Data migration is never been easier, unless it’s planned
well and the right migration strategy is used. Data migration typically
accounts for more than 60% of the total hours in a database development project
and requires a lot of engagement and input. Data migration is different from
database migration and involves translating data itself from one platform or
device to another. A good Data migration strategy should take into account the
tasks that needs to be performed in Pre-migration, Migration and Post-migration
Pre-migration
The pre-migration phase
includes all the tasks which are to be carried out before the actual data
migration takes place
Understanding the Data
Selecting the right data migration strategy starts with
understanding the data. Before migrating data, data models needs to be
analyzed. If the database vendor are
same like Oracle to Oracle, then copying total database schema would suffice
the requirement. If it is from one DB to the other like Oracle to MySQL then we
need to take care of data type and database specific issues.

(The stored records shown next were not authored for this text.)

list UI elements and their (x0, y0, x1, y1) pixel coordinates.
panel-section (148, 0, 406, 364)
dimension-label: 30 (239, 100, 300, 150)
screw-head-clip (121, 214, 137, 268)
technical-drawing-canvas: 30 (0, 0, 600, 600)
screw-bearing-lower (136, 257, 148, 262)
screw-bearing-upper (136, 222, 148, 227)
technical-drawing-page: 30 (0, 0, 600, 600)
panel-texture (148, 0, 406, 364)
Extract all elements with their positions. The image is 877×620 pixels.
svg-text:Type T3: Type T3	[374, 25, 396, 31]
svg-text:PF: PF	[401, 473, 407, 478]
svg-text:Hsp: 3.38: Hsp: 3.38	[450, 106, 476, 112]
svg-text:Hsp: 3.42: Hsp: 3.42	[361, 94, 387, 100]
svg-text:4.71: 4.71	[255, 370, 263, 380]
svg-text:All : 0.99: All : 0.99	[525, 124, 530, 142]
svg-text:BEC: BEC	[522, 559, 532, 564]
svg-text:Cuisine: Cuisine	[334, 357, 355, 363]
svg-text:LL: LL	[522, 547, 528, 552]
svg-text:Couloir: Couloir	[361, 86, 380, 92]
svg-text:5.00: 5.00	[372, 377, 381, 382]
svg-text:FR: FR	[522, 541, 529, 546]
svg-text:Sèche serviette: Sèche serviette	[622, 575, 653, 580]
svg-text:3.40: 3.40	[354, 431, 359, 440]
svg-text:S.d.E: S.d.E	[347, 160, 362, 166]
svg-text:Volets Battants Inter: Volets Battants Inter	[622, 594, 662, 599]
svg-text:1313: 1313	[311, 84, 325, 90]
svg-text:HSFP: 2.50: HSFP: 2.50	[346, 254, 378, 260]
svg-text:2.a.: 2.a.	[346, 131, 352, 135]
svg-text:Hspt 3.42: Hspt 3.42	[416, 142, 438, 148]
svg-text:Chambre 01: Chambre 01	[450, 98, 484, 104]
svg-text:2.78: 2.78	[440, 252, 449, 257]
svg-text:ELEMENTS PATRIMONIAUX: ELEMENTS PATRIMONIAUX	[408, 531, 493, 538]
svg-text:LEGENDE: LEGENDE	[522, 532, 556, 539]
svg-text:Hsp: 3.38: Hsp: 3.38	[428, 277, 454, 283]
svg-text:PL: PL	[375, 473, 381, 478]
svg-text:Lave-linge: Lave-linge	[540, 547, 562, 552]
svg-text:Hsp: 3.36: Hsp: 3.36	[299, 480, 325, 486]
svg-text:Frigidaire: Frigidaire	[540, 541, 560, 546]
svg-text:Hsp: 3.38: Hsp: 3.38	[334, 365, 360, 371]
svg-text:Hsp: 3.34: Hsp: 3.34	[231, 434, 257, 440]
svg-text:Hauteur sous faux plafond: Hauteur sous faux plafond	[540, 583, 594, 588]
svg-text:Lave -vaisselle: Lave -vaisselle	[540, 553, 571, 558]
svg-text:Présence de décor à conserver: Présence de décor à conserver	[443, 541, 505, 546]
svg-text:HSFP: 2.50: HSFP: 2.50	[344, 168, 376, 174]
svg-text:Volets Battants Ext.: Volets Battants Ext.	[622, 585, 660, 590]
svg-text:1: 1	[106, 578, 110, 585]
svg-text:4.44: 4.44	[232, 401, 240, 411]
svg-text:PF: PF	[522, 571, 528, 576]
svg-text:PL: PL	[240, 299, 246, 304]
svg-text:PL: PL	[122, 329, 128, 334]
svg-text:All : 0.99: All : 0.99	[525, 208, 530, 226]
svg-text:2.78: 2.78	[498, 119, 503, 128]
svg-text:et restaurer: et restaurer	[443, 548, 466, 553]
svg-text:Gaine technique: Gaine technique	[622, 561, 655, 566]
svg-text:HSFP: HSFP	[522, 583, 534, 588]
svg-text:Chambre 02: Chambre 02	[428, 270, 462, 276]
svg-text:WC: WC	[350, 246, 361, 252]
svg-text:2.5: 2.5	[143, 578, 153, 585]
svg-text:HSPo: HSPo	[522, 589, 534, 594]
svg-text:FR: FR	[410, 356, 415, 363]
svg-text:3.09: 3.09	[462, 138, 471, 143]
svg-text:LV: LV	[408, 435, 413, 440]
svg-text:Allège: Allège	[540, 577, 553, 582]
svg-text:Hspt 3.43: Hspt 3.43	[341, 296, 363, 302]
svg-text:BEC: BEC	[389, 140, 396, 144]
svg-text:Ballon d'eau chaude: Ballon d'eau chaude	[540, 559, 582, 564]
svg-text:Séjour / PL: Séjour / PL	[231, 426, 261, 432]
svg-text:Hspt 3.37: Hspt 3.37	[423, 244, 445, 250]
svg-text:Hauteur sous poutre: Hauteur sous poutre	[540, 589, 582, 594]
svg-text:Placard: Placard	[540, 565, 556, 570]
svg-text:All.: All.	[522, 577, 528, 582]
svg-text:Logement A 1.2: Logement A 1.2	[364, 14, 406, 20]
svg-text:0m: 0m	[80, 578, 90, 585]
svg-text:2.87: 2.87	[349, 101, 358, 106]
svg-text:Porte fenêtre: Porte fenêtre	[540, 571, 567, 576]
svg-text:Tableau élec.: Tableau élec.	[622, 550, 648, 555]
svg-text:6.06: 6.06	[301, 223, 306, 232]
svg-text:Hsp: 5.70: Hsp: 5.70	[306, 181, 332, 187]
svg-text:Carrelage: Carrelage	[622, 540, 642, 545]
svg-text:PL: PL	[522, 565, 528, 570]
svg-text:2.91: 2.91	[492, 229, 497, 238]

Setting the expectation with Business:
Data migration is often
done to introduce a new system or upgrade the current system. This may require
the business to adapt their operational process or create additional processes
to support the system. It is important to set the expectation
with the business about the changes, downtime and the new process that needs to
be followed after data migration. The business managers who knows the data of
the system should be well informed about the data migration process.
Business planning should
also include task owner chart where each task assigned to the owner, who will
be present on the day of migration and takes predefined actions in case
something goes wrong.
Phasing
Phasing
is a good idea if the data involved in migration is huge or affects multiple
systems. Understanding how the data is put together can help in migrating data
in phases. Phasing will also help in data cleansing and integration issues,
where the Data expert can focus on particular area and resolve issues quickly.
Data Validation
Data
validation can be viewed as an extension of “Understanding Data” stage. Source
data validation may be required in cases where the target system has specific
mandatory attributes. Some cases may also require one to one detailed mapping
or user defined source data manipulation.
Data Cleansing
Poor data quality in a legacy system can affect the data
migration in numerous ways. Inaccurate data can be both costly and time
consuming. Data cleansing would ensure that the source data is in fit to be
sent to the target system.
Testing
Perhaps the most important task of the
pre-migration process is testing. Everything and anything that might go wrong
should be tested and necessary back up plan should be made. Testing should be
carried out with different data sets repeatedly until the process achieves the
target system quality check criteria consistently.
Migration
The migration process should ensure that the
data is transferred from source to target system seamlessly. As mentioned
earlier, the task owners should be present during the migration. Migration
downtime should allow unexpected delays and source systems should be frozen
before the migration begins. Production run and communication of status are two
important phases of migration.
Post
Migration
It’s the final and most important phase of data
migration. Depending on the quality checks at the Target system, the source
system can be on standby or run parallel. Cleanup of the temporary system
process and ensuring the final data is complete is important aspect of the post
migration process. Fallout assessment must be done and any manual intervention
should be carried out while keeping the business users in the information loop.